On May 16, the police arrested the remaining four protesters after a tense standoff. The arrested protesters were later released, but they are still on trial for charges of trespassing into a foreign nation’s territories and other federal crimes. During the occupation, the pro-Guaidó protesters also physically attacked the installation, attempting to breakdown the doors and illegally enter, which the Collective states is the reason for the damages that Vecchio’s staff claims to have been found on the embassy property.

The Collective continues to maintain that the US has violated established norms of the Vienna Conventions by evicting the guests of the legitimate ambassadorial staff of Venezuela and handing over the building to “diplomats” of a non-existent government.
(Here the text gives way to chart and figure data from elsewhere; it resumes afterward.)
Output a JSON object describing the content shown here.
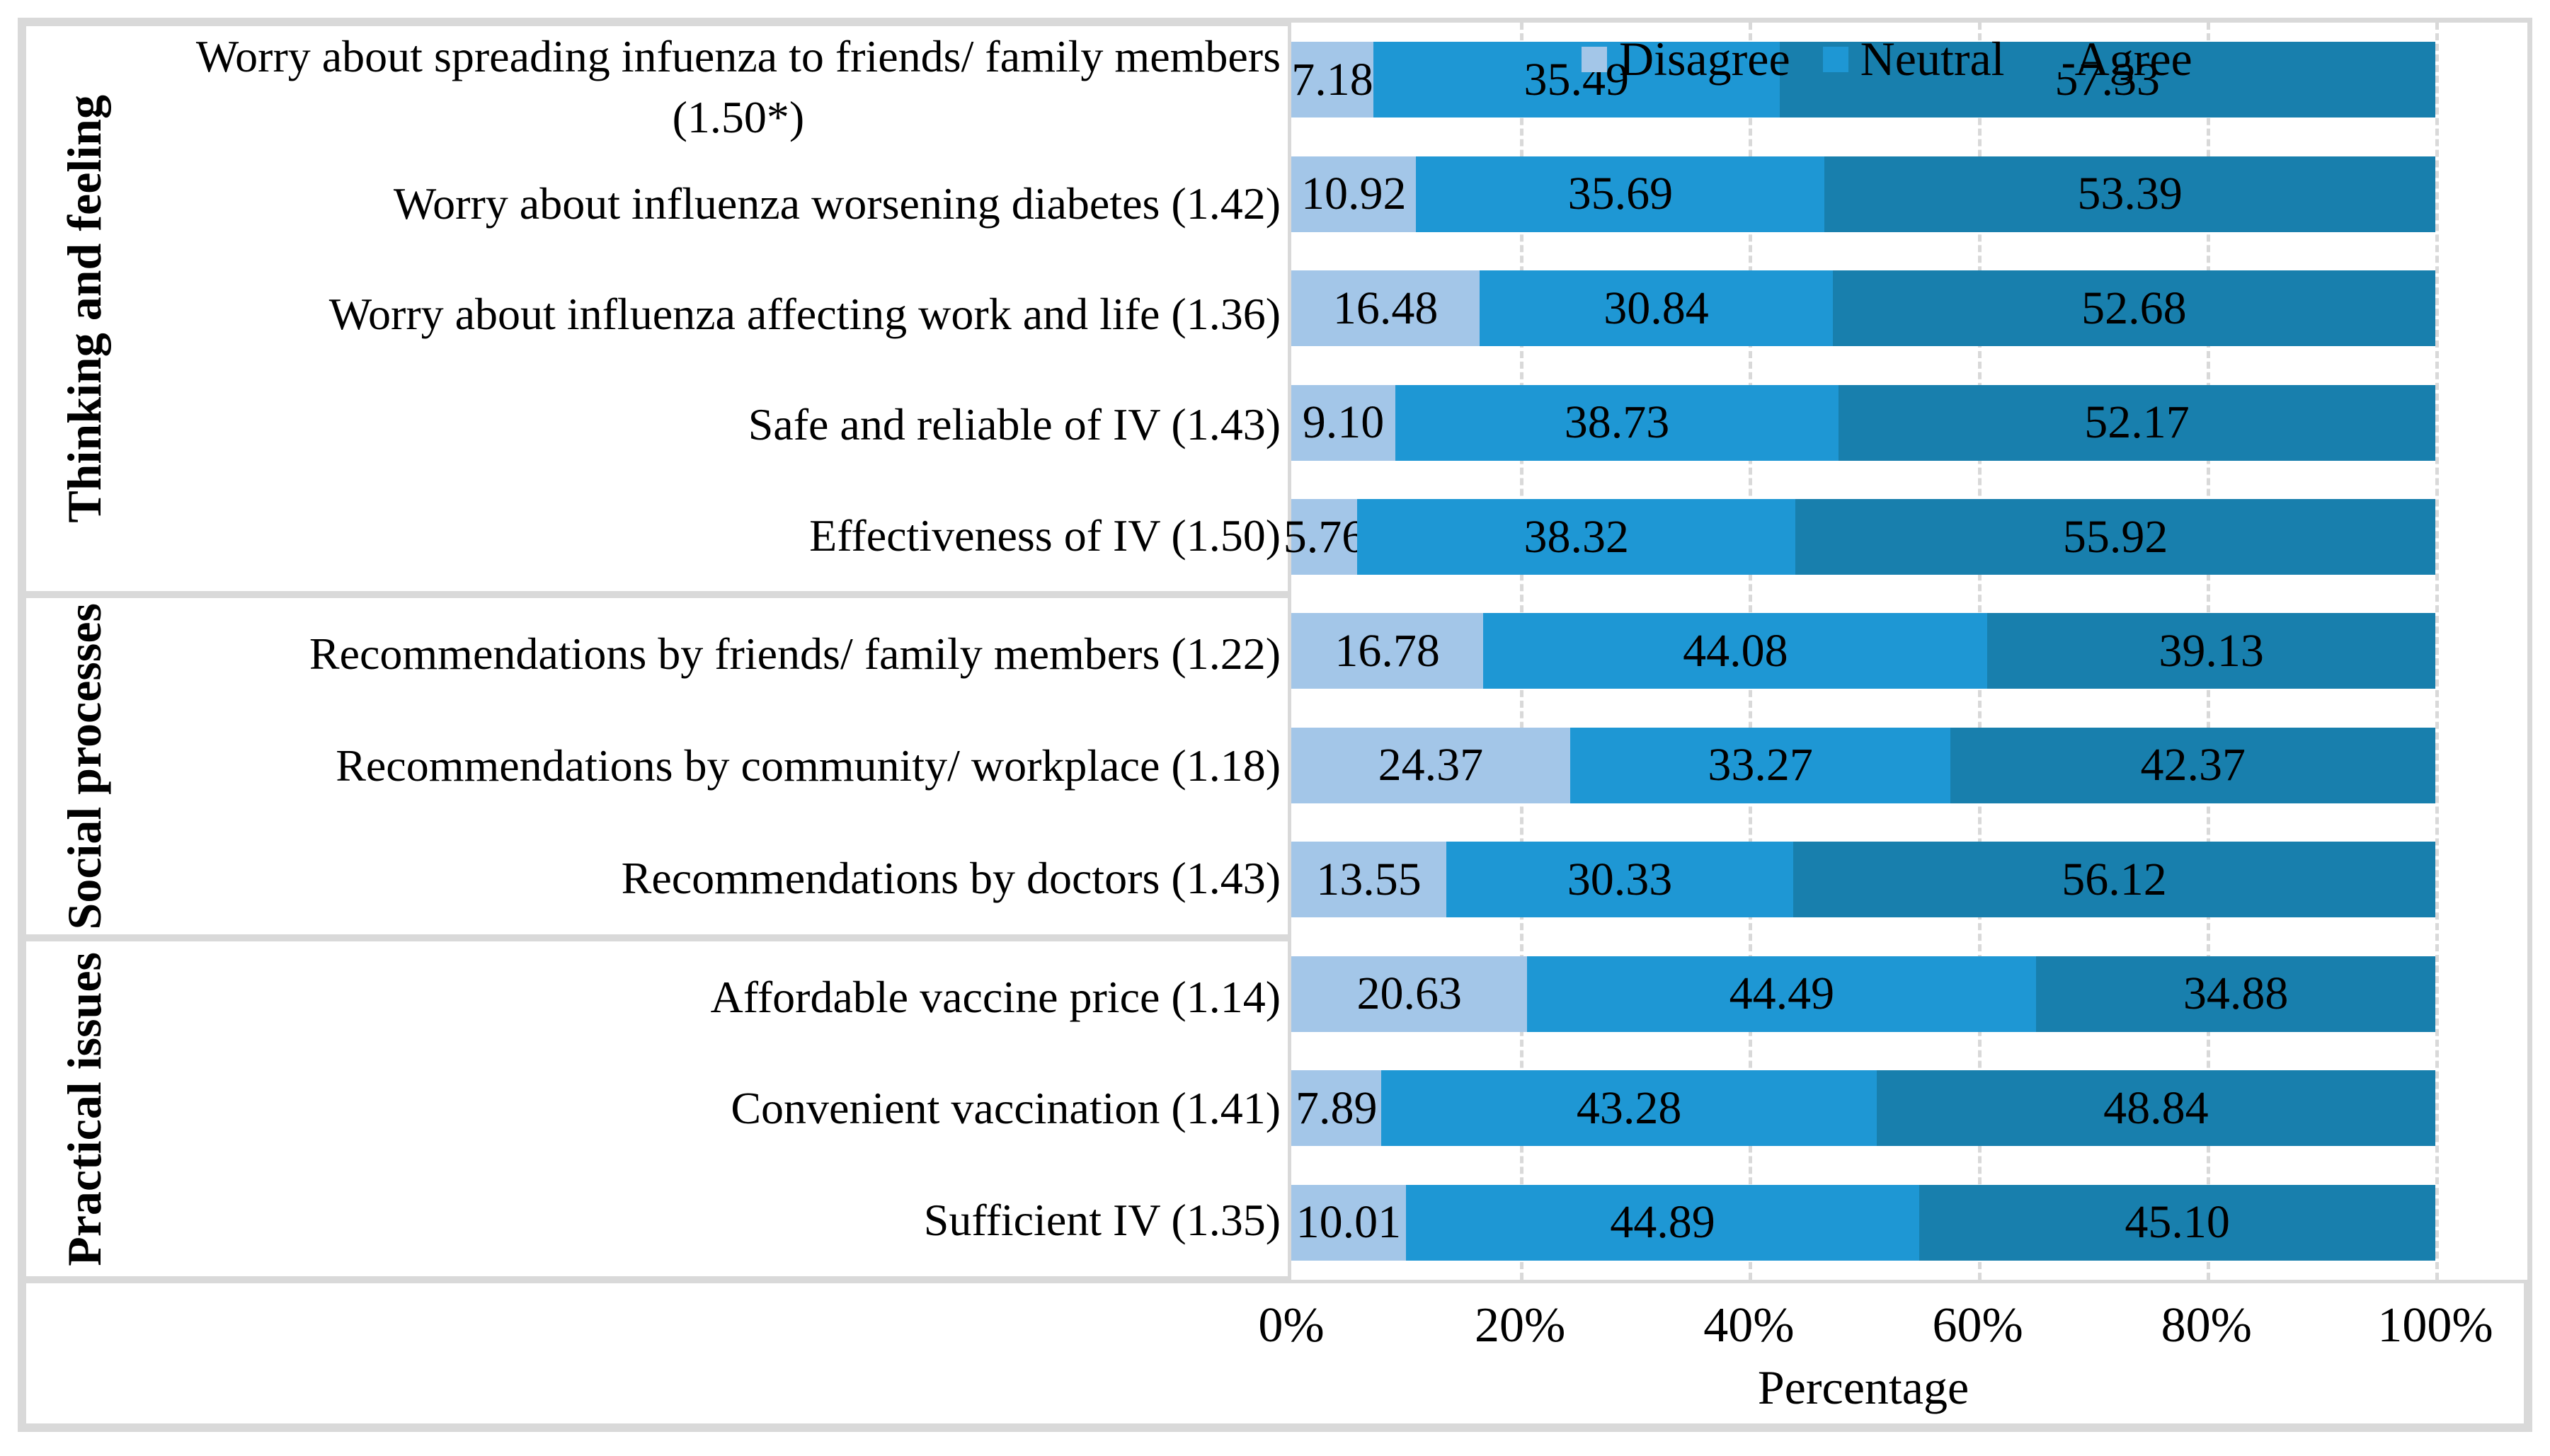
{
  "colors": {
    "disagree": "#a3c6e8",
    "neutral": "#1e97d4",
    "agree": "#187fad",
    "grid": "#d9d9d9"
  },
  "legend": {
    "items": [
      {
        "label": "Disagree",
        "color": "#a3c6e8"
      },
      {
        "label": "Neutral",
        "color": "#1e97d4"
      },
      {
        "label": "Agree",
        "color": "#187fad"
      }
    ]
  },
  "axis": {
    "ticks": [
      "0%",
      "20%",
      "40%",
      "60%",
      "80%",
      "100%"
    ],
    "title": "Percentage"
  },
  "groups": [
    {
      "label": "Thinking and feeling",
      "rows": [
        {
          "label_lines": [
            "Worry about spreading infuenza to friends/ family members",
            "(1.50*)"
          ],
          "values": [
            "7.18",
            "35.49",
            "57.33"
          ]
        },
        {
          "label_lines": [
            "Worry about influenza worsening diabetes (1.42)"
          ],
          "values": [
            "10.92",
            "35.69",
            "53.39"
          ]
        },
        {
          "label_lines": [
            "Worry about influenza affecting work and life (1.36)"
          ],
          "values": [
            "16.48",
            "30.84",
            "52.68"
          ]
        },
        {
          "label_lines": [
            "Safe and reliable of IV (1.43)"
          ],
          "values": [
            "9.10",
            "38.73",
            "52.17"
          ]
        },
        {
          "label_lines": [
            "Effectiveness of IV (1.50)"
          ],
          "values": [
            "5.76",
            "38.32",
            "55.92"
          ]
        }
      ]
    },
    {
      "label": "Social processes",
      "rows": [
        {
          "label_lines": [
            "Recommendations by friends/ family members (1.22)"
          ],
          "values": [
            "16.78",
            "44.08",
            "39.13"
          ]
        },
        {
          "label_lines": [
            "Recommendations by community/ workplace (1.18)"
          ],
          "values": [
            "24.37",
            "33.27",
            "42.37"
          ]
        },
        {
          "label_lines": [
            "Recommendations by doctors (1.43)"
          ],
          "values": [
            "13.55",
            "30.33",
            "56.12"
          ]
        }
      ]
    },
    {
      "label": "Practical issues",
      "rows": [
        {
          "label_lines": [
            "Affordable vaccine price (1.14)"
          ],
          "values": [
            "20.63",
            "44.49",
            "34.88"
          ]
        },
        {
          "label_lines": [
            "Convenient vaccination (1.41)"
          ],
          "values": [
            "7.89",
            "43.28",
            "48.84"
          ]
        },
        {
          "label_lines": [
            "Sufficient IV (1.35)"
          ],
          "values": [
            "10.01",
            "44.89",
            "45.10"
          ]
        }
      ]
    }
  ],
  "chart_data": {
    "type": "bar",
    "orientation": "horizontal-stacked-100pct",
    "categories": [
      "Worry about spreading infuenza to friends/ family members (1.50*)",
      "Worry about influenza worsening diabetes (1.42)",
      "Worry about influenza affecting work and life (1.36)",
      "Safe and reliable of IV (1.43)",
      "Effectiveness of IV (1.50)",
      "Recommendations by friends/ family members (1.22)",
      "Recommendations by community/ workplace (1.18)",
      "Recommendations by doctors (1.43)",
      "Affordable vaccine price (1.14)",
      "Convenient vaccination (1.41)",
      "Sufficient IV (1.35)"
    ],
    "category_groups": [
      {
        "name": "Thinking and feeling",
        "categories_count": 5
      },
      {
        "name": "Social processes",
        "categories_count": 3
      },
      {
        "name": "Practical issues",
        "categories_count": 3
      }
    ],
    "series": [
      {
        "name": "Disagree",
        "color": "#a3c6e8",
        "values": [
          7.18,
          10.92,
          16.48,
          9.1,
          5.76,
          16.78,
          24.37,
          13.55,
          20.63,
          7.89,
          10.01
        ]
      },
      {
        "name": "Neutral",
        "color": "#1e97d4",
        "values": [
          35.49,
          35.69,
          30.84,
          38.73,
          38.32,
          44.08,
          33.27,
          30.33,
          44.49,
          43.28,
          44.89
        ]
      },
      {
        "name": "Agree",
        "color": "#187fad",
        "values": [
          57.33,
          53.39,
          52.68,
          52.17,
          55.92,
          39.13,
          42.37,
          56.12,
          34.88,
          48.84,
          45.1
        ]
      }
    ],
    "xlabel": "Percentage",
    "ylabel": "",
    "title": "",
    "xlim": [
      0,
      100
    ],
    "x_ticks": [
      "0%",
      "20%",
      "40%",
      "60%",
      "80%",
      "100%"
    ],
    "grid": "vertical dashed gridlines every 20%",
    "legend_position": "top",
    "data_labels": "shown inside segments"
  }
}
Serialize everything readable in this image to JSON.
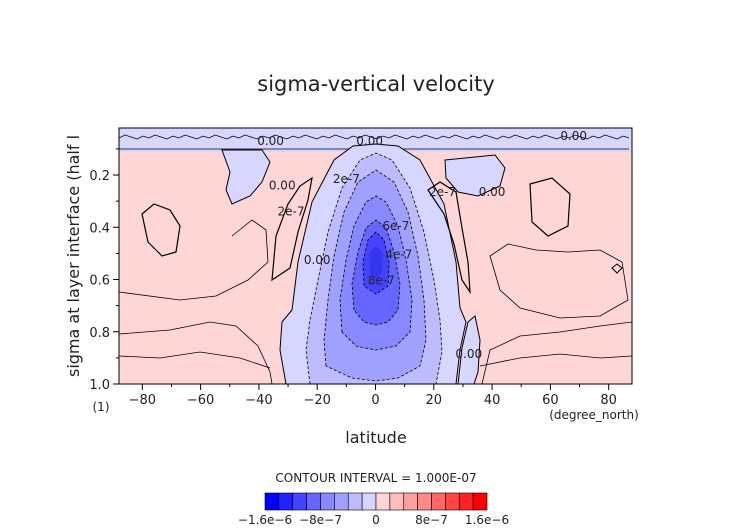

It has also said that even when the embassy staff have been expelled, Venezuela and the US are still afforded the right to “protecting powers agreement” to protect the embassies in their respective territories. The agreement will allow for a neutral third party nation-state to facilitate diplomatic relations between two countries that are in a mutual conflict.

The Collective has argued that such a provision is enshrined in the Article 45 of the Vienna Convention of Diplomatic Missions, 1961. It asked for the US State Department to recognize Turkey as the protecting power for the Venezuelan embassy in the US and Switzerland to be protecting power of the US embassy in Venezuela. The activists want to pursue this measure to prevent the US from completely cutting off avenues of a diplomatic solution to the conflict with the Venezuelan government.